The lowest and the highest results (%) in control groups (C) and the experimental groups (E)

In general, we can conclude that the experimental groups achieved significantly better results than the control groups (Table 7). The only exception was the previously mentioned Task b, where the Mann-Whitney test did not show a significant difference (p = 0.0841). This can be explained by the fact that the task required knowledge-transfer items from other school subjects. A thorough analysis of the answers revealed that most of the students – both from the experimental and control groups – achieved lower points not because they lack knowledge of formula-creation, but because they did not know how to calculate population density.

Table 7 The results (%) of the delayed post-test of the experimental and control groups with the values of significance

Based on the results presented above, the groups who studied with the Sprego methodology achieved significantly better results than the control groups studying with traditional, surface approach, low-mathability methods. This allows us to conclude that the Sprego methodology is significantly more effective in developing long-term knowledge compared to the traditional approaches.

These results are in alignment with our previous findings regarding the efficacy of Sprego. However, we must keep in mind that the sample of our current research was selected from a local institute in which we had the opportunity to teach students using Sprego. The selection of the groups was based on the appearance of the spreadsheet management topic in the local curriculum. While this approach provided us a sample of randomized students, further research is required in more institutes and with a larger sample to further support the findings in this paper.

5 Conclusion

The low-mathability, surface-approach methods are widely accepted and practiced in end-user computing and education, in spite of the fact that their low effectiveness and error-sensitivity has been revealed and proved (Ben-Ari 1999; Panko 2008; EuSpRIG 2020).

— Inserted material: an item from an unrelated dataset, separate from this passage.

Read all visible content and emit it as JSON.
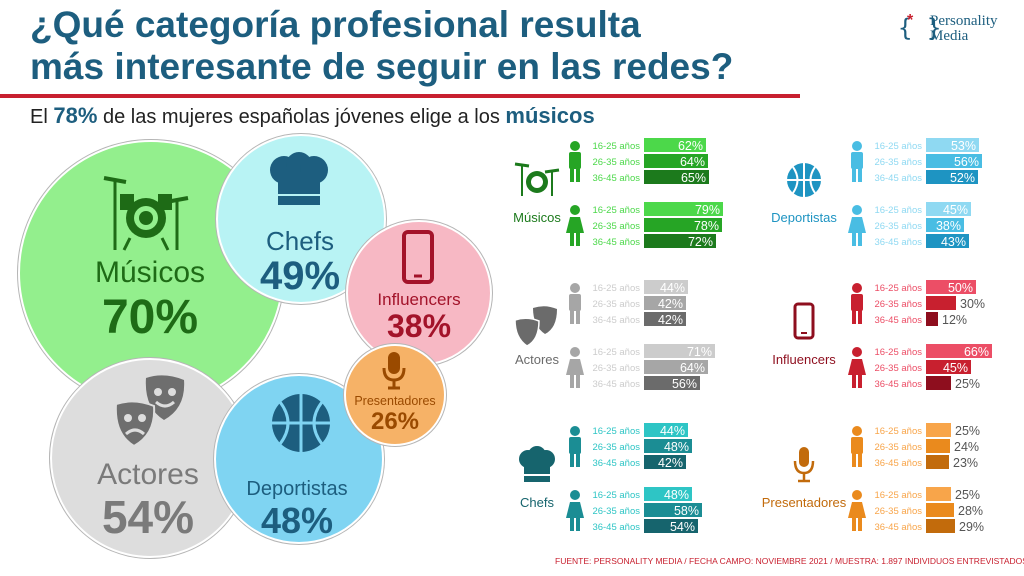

Consequently, the time has arrived for the introduction of more effective, high-mathability, algorithm- and schema-based problem-solving approaches. This demand is clearly expressed by Wing (Wing 2006), who claims that computational thinking skills should be the fourth fundamental skill along with the 3Rs (Reading, wRiting, aRithmetic).

As an alternative approach to low-mathability end-user computer problem-solving, we offer Sprego, which is a programming methodology in spreadsheet interfaces, accompanied by numerous unplugged and semi-unplugged tools for better and deeper understanding of programming concepts (Szlávi et al. 2019).

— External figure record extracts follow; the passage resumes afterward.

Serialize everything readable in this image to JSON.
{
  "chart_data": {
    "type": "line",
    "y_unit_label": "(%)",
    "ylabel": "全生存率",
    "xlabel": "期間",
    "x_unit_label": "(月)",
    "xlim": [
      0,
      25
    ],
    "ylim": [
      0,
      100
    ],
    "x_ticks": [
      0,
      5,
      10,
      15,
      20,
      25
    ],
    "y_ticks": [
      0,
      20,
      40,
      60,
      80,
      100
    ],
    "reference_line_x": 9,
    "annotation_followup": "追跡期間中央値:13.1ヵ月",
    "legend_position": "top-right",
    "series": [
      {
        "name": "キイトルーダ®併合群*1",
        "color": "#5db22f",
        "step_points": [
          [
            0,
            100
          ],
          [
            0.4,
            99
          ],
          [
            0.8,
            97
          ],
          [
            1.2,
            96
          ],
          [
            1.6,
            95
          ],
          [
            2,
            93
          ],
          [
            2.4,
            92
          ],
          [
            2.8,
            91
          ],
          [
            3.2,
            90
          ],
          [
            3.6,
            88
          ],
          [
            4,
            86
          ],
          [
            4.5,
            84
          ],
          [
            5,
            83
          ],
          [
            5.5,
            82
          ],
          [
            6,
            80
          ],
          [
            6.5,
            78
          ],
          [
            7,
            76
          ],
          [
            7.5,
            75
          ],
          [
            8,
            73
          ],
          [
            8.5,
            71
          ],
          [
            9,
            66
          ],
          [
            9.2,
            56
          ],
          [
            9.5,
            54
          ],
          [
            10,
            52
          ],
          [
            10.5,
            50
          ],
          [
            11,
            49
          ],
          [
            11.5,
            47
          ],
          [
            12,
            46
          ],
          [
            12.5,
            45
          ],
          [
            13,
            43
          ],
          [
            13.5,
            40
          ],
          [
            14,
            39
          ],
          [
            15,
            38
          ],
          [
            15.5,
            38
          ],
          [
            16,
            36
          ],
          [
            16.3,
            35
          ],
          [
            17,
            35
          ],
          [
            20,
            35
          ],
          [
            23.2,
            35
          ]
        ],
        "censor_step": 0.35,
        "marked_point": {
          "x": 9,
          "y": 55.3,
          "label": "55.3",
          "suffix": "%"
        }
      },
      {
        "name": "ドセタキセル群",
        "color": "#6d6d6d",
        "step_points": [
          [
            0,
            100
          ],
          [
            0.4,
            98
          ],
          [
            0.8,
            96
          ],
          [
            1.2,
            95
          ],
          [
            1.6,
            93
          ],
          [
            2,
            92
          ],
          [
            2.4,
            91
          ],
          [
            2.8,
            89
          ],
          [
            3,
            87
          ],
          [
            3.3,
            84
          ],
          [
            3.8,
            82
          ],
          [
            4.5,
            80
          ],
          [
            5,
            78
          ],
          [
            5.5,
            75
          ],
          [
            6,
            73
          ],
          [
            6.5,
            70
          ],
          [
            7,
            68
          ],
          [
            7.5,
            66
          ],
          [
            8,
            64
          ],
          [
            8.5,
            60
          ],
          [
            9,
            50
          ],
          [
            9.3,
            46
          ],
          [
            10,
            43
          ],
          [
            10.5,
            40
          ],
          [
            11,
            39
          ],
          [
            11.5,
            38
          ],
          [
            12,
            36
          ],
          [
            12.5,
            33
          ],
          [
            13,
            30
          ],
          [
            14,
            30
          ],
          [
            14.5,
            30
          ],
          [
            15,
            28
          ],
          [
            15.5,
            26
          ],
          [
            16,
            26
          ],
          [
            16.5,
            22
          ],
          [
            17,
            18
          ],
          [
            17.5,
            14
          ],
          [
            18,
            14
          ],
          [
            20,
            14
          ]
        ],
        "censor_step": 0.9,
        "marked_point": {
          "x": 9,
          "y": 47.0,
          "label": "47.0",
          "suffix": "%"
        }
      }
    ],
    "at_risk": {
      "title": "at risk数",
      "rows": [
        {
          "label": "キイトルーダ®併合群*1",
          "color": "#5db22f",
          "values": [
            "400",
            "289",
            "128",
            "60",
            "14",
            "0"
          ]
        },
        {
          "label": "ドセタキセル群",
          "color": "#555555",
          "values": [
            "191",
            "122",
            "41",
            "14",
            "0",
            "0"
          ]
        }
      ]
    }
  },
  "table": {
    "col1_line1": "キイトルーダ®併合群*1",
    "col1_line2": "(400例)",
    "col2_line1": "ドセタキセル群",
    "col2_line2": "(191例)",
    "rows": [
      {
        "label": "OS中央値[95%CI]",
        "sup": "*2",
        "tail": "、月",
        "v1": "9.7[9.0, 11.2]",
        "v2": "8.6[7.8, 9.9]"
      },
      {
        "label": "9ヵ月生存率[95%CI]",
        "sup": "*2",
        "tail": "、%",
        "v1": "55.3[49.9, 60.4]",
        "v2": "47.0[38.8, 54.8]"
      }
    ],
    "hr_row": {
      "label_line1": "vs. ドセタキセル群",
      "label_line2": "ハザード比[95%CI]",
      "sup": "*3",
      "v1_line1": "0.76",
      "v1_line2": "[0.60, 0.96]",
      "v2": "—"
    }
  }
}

In earlier studies we have found proof that Sprego is more effective than traditional approaches in immediate results. However, we were interested to see how Sprego affects the building up of schema and knowledge in long-term memory and how it develops sequential and spatial skills. The purpose of the present paper is to prove that Sprego is also more effective and efficient in this respect than traditional, surface-approach methods. To prove our hypothesis, we administered a delayed post-test, one year after the teaching-learning processes had taken place.

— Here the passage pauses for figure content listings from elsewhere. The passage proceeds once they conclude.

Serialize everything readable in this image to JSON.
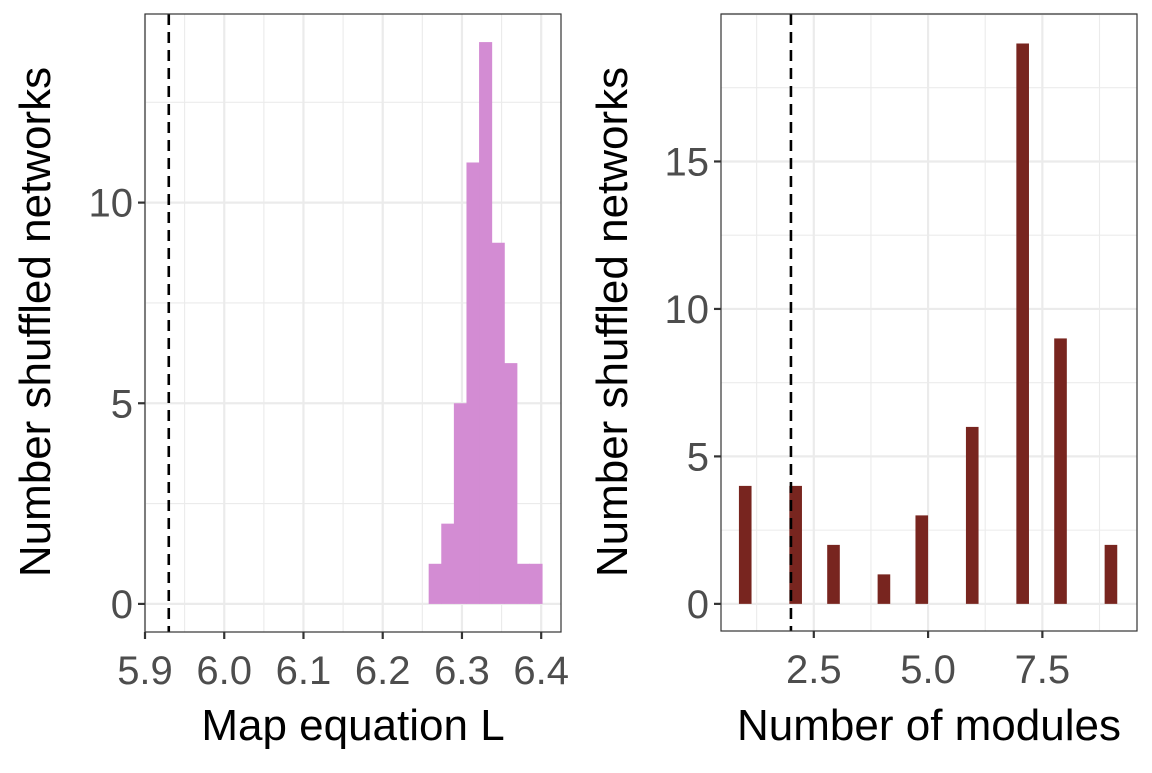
{
  "chart_data": [
    {
      "type": "bar",
      "subtype": "histogram",
      "xlabel": "Map equation L",
      "ylabel": "Number shuffled networks",
      "xlim": [
        5.9,
        6.425
      ],
      "ylim": [
        -0.7,
        14.7
      ],
      "xticks": [
        5.9,
        6.0,
        6.1,
        6.2,
        6.3,
        6.4
      ],
      "xtick_labels": [
        "5.9",
        "6.0",
        "6.1",
        "6.2",
        "6.3",
        "6.4"
      ],
      "yticks": [
        0,
        5,
        10
      ],
      "ytick_labels": [
        "0",
        "5",
        "10"
      ],
      "bin_start": 6.258,
      "bin_width": 0.0159,
      "counts": [
        1,
        2,
        5,
        11,
        14,
        9,
        6,
        1,
        1
      ],
      "reference_line": 5.93,
      "color": "#D38CD3",
      "grid": true
    },
    {
      "type": "bar",
      "subtype": "histogram",
      "xlabel": "Number of modules",
      "ylabel": "Number shuffled networks",
      "xlim": [
        0.47,
        9.57
      ],
      "ylim": [
        -0.92,
        20.0
      ],
      "xticks": [
        2.5,
        5.0,
        7.5
      ],
      "xtick_labels": [
        "2.5",
        "5.0",
        "7.5"
      ],
      "yticks": [
        0,
        5,
        10,
        15
      ],
      "ytick_labels": [
        "0",
        "5",
        "10",
        "15"
      ],
      "bin_width": 0.276,
      "x": [
        1.0,
        2.103,
        2.931,
        4.034,
        4.862,
        5.966,
        7.069,
        7.897,
        9.0
      ],
      "counts": [
        4,
        4,
        2,
        1,
        3,
        6,
        19,
        9,
        2
      ],
      "reference_line": 2.0,
      "color": "#78251F",
      "grid": true
    }
  ]
}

Our measurement proved that teaching students with a high-mathability, algorithm-focused, schemata building methodology develops long lasting knowledge more effectively than using the built-in problem-specific functions with interface browsing, without considering the algorithms behind them.

Future work includes testing the effectiveness and efficiency of the Sprego methodology with a larger sample of students to strengthen the results of our prior and current research. Furthermore, teacher training programs are required to educate informatics teachers in the use of Sprego to provide them with a methodological tool to aid the development of students’ computational thinking skills.